Les Miura servaient les Tokugawa, mais se situaient en bas de l’échelle salariale, ce qui les tenait loin de l’enrichissement. Malgré tout, le revenu permettait de vivre décemment, et l’on pouvait dire que Naotsugu bénéficiait d’une certaine stabilité financière.

Et pourtant, quelque chose le troublait, le laissant même perplexe. Bien qu’on pût croire qu’il menait une vie bénie, il ne pouvait s’empêcher de sentir qu’un malaise planait sur son existence.

Il ne pouvait pas être l’héritier de la famille Miura.

Natsu termina son bol de soba sans en laisser une miette, puis poussa un soupir.

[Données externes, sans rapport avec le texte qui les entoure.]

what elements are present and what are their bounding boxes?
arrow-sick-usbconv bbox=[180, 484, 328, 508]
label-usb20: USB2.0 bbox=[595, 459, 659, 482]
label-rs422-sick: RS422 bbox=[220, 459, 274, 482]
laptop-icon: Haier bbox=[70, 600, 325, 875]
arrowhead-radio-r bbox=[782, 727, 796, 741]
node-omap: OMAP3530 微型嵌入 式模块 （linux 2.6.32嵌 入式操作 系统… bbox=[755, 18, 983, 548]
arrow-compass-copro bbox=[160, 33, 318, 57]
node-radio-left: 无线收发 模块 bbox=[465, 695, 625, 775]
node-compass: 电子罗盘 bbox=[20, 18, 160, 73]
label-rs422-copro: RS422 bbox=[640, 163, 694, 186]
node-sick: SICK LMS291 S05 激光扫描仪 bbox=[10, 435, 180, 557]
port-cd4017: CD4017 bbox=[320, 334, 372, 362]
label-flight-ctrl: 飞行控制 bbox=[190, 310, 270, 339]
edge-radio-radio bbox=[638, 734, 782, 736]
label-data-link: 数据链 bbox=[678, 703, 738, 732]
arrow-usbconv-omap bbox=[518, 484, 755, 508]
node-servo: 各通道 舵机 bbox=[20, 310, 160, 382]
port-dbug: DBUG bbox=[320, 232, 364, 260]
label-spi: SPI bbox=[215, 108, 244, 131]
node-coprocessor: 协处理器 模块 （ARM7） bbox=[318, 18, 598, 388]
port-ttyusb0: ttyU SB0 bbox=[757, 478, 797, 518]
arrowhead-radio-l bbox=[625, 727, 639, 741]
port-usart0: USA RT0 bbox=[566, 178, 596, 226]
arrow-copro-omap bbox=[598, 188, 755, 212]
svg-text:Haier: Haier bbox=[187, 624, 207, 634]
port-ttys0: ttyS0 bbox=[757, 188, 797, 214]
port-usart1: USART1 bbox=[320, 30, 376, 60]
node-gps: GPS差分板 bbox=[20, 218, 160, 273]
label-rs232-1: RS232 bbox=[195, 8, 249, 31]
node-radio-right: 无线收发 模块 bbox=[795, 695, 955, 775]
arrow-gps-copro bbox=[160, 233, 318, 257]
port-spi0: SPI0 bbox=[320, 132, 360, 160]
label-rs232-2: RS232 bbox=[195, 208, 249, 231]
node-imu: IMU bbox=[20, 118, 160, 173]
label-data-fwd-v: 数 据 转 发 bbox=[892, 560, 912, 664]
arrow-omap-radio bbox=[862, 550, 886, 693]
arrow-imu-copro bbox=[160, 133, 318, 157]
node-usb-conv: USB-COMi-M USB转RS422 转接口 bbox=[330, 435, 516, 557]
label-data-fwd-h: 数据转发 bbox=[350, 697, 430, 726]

Après un clac, une nouvelle tasse de thé fut posée sur la table.

—Tenez, en voilà une autre.

—Merci, Monsieur.

Elle remercia l’homme, qui était allé jusque dans la cuisine pour lui chercher le thé, puis jeta un œil autour de la boutique. Les soba n’étaient pas mauvais, mais l’endroit était vide malgré l’heure du déjeuner. C’était curieux qu’un restaurant puisse être aussi peu fréquenté.

—Vous n’avez pas beaucoup de clients, hein ?

—Ha ha ! Tu as raison, mais ce n’est pas la peine de le dire comme ça ! répondit le propriétaire, hilare, comme un petit filou pris en faute.

—Ces temps-ci, on a un peu plus de clients qu’avant, mais on est encore loin de ce qu’on avait…

Le propriétaire ne semblait pas vexé. Il éclata de rire, comme si elle avait mis le doigt sur une vérité évidente. Il eut un sourire espiègle et ajouta :

—Dommage que ce gars-là ne soit pas là, hein ?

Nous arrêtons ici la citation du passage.